The Lazarus Effect
1 Waffles!

The Lazarus Effect does have one redeeming quality. It ends quickly.

Olivia Wilde and Mark Duplass star as Zoe and Frank – two medical researchers who may have made a discovery that can change life as we know it. Along with Clay (Evan Peters) and Niko (Donald Glover), the team has been experimenting with ways to bring the dead back to life, and Eva (Sarah Bolger) has been filming it all (thankfully, this does not become another found footage movie).

Rocky The Dog (Cato) receives the first successful injection of a special serum the gang has developed, and it brings this pooch back from Doggie Heaven!

Over the next few days, as they monitor Rocky, everyone has to agree that dog ain’t right.

He has no interest in eating.

He blankly stares into space with a listlessness reminiscent of a teenager on a Saturday morning.

Then, out of nowhere, Rocky gets all aggressive and angry (also, like a teenager on a Saturday morning).

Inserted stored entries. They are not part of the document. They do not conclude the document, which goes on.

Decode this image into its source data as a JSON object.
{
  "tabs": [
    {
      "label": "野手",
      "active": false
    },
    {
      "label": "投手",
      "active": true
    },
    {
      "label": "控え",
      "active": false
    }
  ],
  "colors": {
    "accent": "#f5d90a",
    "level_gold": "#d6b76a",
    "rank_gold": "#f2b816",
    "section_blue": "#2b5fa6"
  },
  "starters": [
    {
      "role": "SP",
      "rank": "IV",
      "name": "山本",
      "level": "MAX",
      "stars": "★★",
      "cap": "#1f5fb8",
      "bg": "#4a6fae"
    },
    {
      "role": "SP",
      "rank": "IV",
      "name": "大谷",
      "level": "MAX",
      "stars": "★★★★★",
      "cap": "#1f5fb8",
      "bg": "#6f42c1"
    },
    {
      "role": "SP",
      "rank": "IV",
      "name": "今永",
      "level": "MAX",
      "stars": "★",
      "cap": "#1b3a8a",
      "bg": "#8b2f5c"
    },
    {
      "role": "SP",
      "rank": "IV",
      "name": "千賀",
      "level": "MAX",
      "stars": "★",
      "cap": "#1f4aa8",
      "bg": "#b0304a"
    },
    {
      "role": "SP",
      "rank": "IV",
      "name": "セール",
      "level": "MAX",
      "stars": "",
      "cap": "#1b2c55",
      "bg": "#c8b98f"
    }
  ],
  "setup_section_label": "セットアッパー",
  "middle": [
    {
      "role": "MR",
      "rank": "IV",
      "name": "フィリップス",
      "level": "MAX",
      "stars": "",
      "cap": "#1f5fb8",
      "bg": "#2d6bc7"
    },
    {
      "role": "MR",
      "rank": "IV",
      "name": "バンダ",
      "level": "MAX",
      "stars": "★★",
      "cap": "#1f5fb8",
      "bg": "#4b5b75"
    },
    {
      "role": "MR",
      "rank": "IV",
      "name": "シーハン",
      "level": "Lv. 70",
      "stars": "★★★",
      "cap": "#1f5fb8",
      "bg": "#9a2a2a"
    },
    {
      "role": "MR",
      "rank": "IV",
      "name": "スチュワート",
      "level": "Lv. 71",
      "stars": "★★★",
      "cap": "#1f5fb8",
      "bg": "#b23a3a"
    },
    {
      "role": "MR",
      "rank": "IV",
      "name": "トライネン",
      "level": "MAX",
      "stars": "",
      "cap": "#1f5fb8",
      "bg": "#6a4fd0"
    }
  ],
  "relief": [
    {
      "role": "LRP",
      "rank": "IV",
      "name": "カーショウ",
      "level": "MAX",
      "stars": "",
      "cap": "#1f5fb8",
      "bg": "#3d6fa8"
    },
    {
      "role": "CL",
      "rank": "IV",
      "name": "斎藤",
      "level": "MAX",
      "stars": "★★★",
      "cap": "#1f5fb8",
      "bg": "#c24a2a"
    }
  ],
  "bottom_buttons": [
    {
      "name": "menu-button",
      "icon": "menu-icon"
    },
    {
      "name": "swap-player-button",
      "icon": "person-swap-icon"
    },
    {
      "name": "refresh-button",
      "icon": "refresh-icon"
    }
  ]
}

Zoe and Frank are forced to replicate the experiment when all of their data and video footage is taken by the corporation funding the study, and even Rocky knows this is a bad idea. During the attempt, Zoe dies in a lab accident, and Frank, who is engaged to this luscious lab partner, decides they must use the serum to bring her back to life.

Uh-oh.

If they just injected me with Diet Pepsi instead of the serum, maybe I could spring back to life, too!

Somewhere in the middle of this mess you might find an interesting movie, but director David Gelb along with writers Luke Dawson and Jeremy Slater weren’t able to put it on the screen. None of them seem very interested in telling a coherent, logical story in The Lazarus Effect. Just because this is some sort of horror/fantasy movie doesn’t mean they can just chuck common sense to the wind, but they try anyway.

Once Zoe is brought back to life, Gelb and company seem more interested in stuff happening, rather than developing logical plot advancements. They would rather present some gruesome way of killing off each person in the lab rather than think this through and give Zoe some reason why she wants to do this stuff or provide some rational expansion or explanation of her powers.

She doesn’t evolve. Zoe just starts doing all sorts of freaky stuff to each person because Gelb and company know stuff has to happen, so they make stuff happen. If the creative team behind this one thinks it will look super cool on screen, it’s going to happen, whether it makes sense or not.

Wilde, Duplass, Peters, and Glover roll with the punches and make The Lazarus Effect palatable with their ability to derive a laugh here and there or display the correct amount of fear when they are in danger. Even Sarah Bolger is game as the damsel in distress, even though we don’t need a damsel in distress. We already have three dudes, and they appear to be in enough distress for everyone.

No serum can save The Lazarus Effect.

The Lazarus Effect is rated PG-13 for intense sequences of horror violence, terror and some sexual references.